Play it again

NEXT year's spring season of Oran Mor's brilliant A Play, a Pie and a Pint series will mark the 500th new play produced at the west end venue in the past 15 years. Audiences have voted Morag Fullarton's Casablanca (The Lunchtime Cut) starring Still Game's Gavin Mitchell as the play they would most like to see again, and it will be returning.

Our favourite story Gavin once relayed was about how welcoming Glaswegians were when the Commonwealth Games were on in the city. Said Gavin: "Met a nice wee happy guy in Tesco's who told me, 'Aye ah'm across the road in the pub there wi' some English people - ye know The Games' innat. Never tried tablet. Tablet! Imagine that! Cannae huv that.
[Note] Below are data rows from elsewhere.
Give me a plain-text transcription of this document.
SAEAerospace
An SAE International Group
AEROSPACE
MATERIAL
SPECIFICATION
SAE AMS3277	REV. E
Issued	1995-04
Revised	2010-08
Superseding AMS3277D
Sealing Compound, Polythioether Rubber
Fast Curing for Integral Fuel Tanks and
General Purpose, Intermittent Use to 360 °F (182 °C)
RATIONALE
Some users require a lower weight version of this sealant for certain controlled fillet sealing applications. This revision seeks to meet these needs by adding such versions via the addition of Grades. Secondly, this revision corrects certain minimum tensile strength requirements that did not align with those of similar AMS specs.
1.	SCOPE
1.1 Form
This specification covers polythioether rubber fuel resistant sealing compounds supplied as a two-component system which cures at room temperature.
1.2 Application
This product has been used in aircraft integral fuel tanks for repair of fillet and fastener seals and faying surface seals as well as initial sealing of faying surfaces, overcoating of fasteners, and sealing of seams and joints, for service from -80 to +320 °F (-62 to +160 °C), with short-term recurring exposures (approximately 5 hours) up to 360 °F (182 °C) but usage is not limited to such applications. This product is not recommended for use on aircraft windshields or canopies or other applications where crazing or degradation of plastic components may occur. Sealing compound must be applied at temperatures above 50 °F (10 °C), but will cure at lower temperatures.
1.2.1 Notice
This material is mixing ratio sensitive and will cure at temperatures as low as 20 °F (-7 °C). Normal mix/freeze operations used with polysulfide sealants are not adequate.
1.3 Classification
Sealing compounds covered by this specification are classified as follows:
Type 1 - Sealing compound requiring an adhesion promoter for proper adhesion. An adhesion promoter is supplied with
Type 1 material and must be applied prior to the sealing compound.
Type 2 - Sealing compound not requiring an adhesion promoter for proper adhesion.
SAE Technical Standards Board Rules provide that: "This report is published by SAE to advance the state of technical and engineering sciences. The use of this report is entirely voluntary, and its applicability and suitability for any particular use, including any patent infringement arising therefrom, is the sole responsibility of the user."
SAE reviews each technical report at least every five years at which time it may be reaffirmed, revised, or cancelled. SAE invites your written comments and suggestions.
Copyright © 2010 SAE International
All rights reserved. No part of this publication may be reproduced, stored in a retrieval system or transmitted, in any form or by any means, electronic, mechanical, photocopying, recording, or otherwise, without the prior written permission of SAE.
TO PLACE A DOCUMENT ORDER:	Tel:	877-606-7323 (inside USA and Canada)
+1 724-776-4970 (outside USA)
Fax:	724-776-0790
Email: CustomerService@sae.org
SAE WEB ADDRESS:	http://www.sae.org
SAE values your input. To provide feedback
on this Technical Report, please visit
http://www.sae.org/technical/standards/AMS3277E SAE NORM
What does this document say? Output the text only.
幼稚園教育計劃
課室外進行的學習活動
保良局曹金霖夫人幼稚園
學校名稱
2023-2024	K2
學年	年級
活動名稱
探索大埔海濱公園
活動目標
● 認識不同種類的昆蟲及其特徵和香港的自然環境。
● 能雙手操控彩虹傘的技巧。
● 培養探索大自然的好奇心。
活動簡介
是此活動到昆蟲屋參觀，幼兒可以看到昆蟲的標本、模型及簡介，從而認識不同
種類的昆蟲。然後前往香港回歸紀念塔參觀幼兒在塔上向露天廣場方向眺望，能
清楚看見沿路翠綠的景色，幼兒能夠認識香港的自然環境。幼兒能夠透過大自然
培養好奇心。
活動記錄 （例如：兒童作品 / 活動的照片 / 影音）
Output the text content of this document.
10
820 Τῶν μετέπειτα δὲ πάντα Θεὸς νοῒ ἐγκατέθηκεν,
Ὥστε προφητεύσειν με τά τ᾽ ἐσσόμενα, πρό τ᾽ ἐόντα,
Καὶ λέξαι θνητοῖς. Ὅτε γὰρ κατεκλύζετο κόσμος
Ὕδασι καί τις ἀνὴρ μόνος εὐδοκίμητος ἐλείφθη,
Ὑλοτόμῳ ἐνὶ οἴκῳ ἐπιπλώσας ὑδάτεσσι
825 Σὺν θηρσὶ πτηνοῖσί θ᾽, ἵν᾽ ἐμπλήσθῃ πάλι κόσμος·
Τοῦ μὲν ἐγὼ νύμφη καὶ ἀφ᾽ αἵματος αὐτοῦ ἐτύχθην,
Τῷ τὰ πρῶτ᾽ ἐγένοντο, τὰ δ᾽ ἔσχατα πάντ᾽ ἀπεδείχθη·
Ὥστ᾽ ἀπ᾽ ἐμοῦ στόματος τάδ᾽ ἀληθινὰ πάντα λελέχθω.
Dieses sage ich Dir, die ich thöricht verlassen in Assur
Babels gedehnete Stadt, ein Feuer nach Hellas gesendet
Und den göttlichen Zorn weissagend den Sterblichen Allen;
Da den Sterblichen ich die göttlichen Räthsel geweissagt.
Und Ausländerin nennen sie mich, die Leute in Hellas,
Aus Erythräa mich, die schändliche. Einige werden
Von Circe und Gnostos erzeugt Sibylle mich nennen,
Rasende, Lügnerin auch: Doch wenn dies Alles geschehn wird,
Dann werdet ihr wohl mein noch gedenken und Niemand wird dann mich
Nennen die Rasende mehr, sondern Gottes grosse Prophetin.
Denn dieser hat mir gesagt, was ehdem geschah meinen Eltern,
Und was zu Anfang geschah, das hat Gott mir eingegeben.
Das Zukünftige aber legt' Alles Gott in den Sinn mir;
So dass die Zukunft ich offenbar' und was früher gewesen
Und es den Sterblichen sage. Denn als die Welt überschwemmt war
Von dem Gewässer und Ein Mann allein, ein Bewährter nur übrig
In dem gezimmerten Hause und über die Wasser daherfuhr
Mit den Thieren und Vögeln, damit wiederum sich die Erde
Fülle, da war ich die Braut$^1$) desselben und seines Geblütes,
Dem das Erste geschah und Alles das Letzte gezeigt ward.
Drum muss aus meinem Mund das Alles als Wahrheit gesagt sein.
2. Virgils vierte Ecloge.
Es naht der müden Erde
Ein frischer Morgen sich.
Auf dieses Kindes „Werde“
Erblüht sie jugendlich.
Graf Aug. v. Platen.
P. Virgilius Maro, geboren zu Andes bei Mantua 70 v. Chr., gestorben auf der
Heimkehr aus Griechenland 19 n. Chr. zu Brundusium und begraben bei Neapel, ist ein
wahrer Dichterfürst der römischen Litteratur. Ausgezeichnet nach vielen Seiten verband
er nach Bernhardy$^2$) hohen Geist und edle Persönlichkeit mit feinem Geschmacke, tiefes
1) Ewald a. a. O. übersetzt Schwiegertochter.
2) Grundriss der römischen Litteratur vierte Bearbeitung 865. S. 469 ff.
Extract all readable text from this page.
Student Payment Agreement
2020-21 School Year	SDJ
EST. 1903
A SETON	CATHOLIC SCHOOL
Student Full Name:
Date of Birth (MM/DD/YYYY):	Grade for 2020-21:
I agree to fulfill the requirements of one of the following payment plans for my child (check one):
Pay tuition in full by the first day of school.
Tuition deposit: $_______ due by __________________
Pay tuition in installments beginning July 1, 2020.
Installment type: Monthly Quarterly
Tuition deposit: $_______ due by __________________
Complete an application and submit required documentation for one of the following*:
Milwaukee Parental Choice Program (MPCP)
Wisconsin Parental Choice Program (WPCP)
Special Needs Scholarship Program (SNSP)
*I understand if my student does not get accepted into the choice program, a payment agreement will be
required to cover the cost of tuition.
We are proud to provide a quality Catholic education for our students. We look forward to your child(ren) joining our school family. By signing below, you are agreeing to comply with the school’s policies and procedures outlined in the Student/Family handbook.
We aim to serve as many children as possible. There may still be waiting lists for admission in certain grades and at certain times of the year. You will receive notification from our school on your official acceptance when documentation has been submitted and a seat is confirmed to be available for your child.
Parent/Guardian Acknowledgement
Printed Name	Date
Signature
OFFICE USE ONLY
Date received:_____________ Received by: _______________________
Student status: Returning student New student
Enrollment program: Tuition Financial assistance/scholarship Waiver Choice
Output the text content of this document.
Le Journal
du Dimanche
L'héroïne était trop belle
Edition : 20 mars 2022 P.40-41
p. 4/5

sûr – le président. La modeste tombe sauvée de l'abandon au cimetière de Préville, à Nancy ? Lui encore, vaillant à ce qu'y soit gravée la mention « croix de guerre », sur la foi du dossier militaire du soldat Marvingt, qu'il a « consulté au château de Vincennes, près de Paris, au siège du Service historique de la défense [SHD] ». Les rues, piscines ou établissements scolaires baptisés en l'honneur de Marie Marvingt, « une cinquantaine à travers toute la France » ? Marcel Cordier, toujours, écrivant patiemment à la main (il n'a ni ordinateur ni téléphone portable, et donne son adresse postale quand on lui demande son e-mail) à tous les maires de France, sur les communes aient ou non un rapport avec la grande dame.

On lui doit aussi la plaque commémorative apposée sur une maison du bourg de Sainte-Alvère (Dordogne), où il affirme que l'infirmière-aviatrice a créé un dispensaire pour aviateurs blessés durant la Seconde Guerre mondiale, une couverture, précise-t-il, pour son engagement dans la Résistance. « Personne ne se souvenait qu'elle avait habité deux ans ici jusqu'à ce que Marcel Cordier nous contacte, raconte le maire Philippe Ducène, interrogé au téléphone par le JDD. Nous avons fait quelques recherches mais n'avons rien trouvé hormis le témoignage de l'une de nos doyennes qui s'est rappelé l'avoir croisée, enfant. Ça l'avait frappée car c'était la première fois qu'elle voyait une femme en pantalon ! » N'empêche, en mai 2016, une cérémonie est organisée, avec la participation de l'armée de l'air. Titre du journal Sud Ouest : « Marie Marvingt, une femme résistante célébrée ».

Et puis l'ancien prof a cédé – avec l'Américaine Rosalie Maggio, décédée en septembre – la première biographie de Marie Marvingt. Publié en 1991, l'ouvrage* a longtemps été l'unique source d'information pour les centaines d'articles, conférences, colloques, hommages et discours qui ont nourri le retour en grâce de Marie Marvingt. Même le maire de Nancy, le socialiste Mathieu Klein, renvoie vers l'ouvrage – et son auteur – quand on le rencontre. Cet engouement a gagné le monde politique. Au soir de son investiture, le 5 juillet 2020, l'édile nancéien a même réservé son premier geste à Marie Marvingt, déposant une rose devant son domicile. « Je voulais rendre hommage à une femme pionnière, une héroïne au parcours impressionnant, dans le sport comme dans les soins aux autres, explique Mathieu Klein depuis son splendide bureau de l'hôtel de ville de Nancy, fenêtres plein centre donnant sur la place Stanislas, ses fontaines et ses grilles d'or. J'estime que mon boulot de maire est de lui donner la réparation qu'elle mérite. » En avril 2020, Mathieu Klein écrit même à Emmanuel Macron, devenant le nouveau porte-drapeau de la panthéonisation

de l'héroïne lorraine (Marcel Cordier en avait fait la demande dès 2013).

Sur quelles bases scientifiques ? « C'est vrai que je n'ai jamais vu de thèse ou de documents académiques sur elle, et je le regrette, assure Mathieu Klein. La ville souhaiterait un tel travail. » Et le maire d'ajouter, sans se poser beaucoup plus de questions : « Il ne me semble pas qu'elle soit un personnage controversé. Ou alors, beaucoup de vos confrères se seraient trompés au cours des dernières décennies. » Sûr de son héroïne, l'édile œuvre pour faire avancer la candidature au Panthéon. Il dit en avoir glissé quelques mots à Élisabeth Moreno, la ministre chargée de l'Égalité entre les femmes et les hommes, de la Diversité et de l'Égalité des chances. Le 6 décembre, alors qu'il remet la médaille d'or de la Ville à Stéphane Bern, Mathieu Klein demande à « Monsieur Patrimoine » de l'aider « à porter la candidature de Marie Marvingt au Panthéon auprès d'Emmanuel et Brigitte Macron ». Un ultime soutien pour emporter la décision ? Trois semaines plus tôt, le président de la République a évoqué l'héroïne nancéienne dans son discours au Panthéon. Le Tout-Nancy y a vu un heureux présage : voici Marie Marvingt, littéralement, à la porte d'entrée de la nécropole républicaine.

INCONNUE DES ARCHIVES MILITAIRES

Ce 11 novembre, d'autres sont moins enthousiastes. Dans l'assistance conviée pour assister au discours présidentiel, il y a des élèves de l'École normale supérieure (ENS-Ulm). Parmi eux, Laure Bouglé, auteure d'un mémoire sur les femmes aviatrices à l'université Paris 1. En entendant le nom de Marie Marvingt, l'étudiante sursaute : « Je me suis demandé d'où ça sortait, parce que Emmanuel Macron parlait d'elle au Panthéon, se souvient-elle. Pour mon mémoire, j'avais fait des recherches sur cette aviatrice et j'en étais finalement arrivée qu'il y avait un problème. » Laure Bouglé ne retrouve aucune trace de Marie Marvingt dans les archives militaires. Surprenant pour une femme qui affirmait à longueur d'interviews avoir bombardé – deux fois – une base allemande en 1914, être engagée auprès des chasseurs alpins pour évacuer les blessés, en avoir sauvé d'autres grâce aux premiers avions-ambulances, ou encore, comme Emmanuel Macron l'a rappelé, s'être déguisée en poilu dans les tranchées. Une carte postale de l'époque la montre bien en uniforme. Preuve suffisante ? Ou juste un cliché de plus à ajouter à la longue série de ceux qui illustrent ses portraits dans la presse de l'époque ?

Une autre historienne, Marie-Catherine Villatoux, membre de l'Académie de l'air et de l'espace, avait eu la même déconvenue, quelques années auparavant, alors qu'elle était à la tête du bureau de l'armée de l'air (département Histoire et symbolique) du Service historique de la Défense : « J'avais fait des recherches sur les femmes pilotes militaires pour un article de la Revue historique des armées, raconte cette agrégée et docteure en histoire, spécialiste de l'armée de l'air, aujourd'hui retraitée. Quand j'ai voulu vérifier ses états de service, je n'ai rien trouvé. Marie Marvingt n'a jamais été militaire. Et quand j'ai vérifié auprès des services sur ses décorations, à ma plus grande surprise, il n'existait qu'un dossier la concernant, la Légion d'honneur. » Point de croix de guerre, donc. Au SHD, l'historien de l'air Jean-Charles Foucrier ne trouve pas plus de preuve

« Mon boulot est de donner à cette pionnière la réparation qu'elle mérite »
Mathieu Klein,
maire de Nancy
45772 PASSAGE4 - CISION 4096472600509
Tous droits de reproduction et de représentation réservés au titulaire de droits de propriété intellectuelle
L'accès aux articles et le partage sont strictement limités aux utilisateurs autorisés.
Poor souls.' He produced his shopping bag full of it, winked, and staggered into the traffic back towards the pub."

Warring comedians

THE Herald feature on Kelvin Court, the two London-style housing blocks at Anniesland Cross, reminds Alastair Ross: "That great Glesca comedian Tommy Morgan made the long financial journey, via the Pavilion Theatre, from Brigton to Kelvin Court. Morgan was questioned on stage about his supposed army service in Italy by his fellow comedian, Tommy Yorke. 'Did ye touch Florence?' 'Naw, her Maw was there'."

Zsa Zsa's pink slip

OUR tales of old Glasgow buses remind us of entertainer Andy Cameron once working as a conductor in the days when you could claim you had forgotten your money, and the conductor would get you to fill in a pink slip with your name and address so that you could pay it later. Says Andy: "I am still amazed at the celebrities who lived in Glasgow. I issued slips to Cary Grant from Springburn, Rita Hayworth from Shawfield, John Wayne from Cranhill and my favourite, Zsa Zsa Gabor from Castlemilk."

It's a gas

WE mentioned Scotland and Partick Thistle goalkeeper Alan Rough, and Robin Mather in Musselburgh tells us: "My former boss, the marketing director of Scottish Gas, was an ardent Partick Thistle supporter. One day he was in conversation with the chairman when the director of engineering rushed in, ashen faced, and announced, 'We’ve lost Rough!' My boss said he thought at first it was something serious until he realised they were talking about the Rough gas field, the largest in the North Sea."

Bookish

NOMINATIVE determinism - the theory that folk are often drawn to a job that reflects their name - reminds Patricia Watson, and we suggest this only works for Scottish folk: "At Argyll County Library HQ in Dunoon in the 60s the names of the librarian and his assistant were Mr Reid and Mr More."

In a spin

GETTING into the Christmas spirit? As one reader put it: "This is that magical time of year when me and my brother-in-law exchange money in the form of gift cards of equal value." You can of course cheer folk up by getting them instead the latest Herald Diary compilation, now in the shops, which includes the story of that lovely publican Elaine Scott retiring from the Ben Nevis in Finnieston who listed in a magazine interview all the famous folk who had drunk there, including Dolly Parton's drummer. She then added: "He was just passing the time while he washed his drawers in the laundrette across the road."

Scientific fact

A COLLEAGUE hovers around my desk until I finally stop typing and look up. He then blurts out: "You know the saying, 'I before E except after C'? It's disproved by science."